The build-up to game day
There is a lot of hype surrounding the lead-up to game day. There is no better feeling for a cheerleader than having a full stadium of fans filled with energy. From the staff to the players, excitement is written on everyone’s face. As cheerleaders, we must arrive before the scheduled game time for our pre-game preparation, which consists of a warm-up, going over our routines, welcoming fans, and encouraging each other to perform.
Previous pom teams at U of T choreographed a fight song routine to the traditional “Blue and White” song composed in 1908. In honour of keeping the culture and our university’s history, the pom team performs this dance each time the Varsity Blues football team scores a touchdown.

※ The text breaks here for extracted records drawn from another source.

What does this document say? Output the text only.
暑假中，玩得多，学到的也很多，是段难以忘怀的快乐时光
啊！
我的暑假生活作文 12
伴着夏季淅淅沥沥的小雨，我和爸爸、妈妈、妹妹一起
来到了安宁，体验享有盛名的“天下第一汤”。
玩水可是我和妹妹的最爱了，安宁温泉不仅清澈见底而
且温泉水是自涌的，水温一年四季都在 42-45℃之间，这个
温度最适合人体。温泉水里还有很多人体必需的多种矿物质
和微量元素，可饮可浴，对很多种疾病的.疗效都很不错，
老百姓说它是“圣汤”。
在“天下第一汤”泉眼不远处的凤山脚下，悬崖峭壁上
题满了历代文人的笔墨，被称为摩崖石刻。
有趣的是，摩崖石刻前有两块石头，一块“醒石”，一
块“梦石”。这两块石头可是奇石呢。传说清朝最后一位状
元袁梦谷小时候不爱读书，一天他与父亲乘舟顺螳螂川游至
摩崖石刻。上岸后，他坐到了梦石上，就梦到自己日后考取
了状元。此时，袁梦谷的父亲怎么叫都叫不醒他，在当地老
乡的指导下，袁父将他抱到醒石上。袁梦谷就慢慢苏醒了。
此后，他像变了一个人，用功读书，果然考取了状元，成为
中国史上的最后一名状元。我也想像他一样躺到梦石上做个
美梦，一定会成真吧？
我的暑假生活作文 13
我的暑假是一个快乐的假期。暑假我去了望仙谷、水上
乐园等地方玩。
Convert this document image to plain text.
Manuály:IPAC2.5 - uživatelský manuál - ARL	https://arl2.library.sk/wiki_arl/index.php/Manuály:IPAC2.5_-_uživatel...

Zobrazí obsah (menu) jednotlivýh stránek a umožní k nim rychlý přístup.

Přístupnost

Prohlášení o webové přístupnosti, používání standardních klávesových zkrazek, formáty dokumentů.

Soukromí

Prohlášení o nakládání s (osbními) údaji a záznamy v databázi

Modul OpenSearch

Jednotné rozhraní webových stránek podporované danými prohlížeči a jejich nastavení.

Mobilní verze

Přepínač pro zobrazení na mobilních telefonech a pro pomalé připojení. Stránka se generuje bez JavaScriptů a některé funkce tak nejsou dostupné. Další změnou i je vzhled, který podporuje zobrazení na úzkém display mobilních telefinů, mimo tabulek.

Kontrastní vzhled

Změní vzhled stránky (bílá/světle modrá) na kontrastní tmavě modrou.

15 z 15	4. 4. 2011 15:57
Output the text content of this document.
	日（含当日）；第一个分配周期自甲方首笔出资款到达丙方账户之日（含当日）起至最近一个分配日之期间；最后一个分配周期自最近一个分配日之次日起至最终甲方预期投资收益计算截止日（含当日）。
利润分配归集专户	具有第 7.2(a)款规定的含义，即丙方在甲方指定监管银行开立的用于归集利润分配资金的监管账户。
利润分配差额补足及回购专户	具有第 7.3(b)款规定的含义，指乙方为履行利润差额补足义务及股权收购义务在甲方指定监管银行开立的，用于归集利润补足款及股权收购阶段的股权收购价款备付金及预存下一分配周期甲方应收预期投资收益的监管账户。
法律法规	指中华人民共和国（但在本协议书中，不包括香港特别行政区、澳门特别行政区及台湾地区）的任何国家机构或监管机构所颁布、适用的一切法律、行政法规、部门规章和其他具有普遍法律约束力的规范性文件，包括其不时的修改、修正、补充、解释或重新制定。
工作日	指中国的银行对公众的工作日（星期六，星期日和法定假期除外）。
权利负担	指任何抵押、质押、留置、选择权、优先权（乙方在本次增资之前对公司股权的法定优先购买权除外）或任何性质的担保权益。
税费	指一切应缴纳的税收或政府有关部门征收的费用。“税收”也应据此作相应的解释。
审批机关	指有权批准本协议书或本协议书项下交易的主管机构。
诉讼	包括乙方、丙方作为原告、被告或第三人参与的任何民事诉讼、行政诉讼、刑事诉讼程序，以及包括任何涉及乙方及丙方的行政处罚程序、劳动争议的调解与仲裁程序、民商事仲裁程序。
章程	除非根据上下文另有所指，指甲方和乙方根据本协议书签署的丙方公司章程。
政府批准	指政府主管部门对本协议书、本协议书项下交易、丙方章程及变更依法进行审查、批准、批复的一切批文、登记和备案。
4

Another important ritual is our cheer after a practice, but especially after a game. No matter the outcome — win or loss — the game is fought together. The team will huddle up in a circle, put their poms in the centre and cheer our team motto. This is the last thing we do as a team to show unity and support for one another.
Whether you are a fan, a player on the team, or have pompoms or not, when the final play is made and the last whistle blows, you become part of the home team.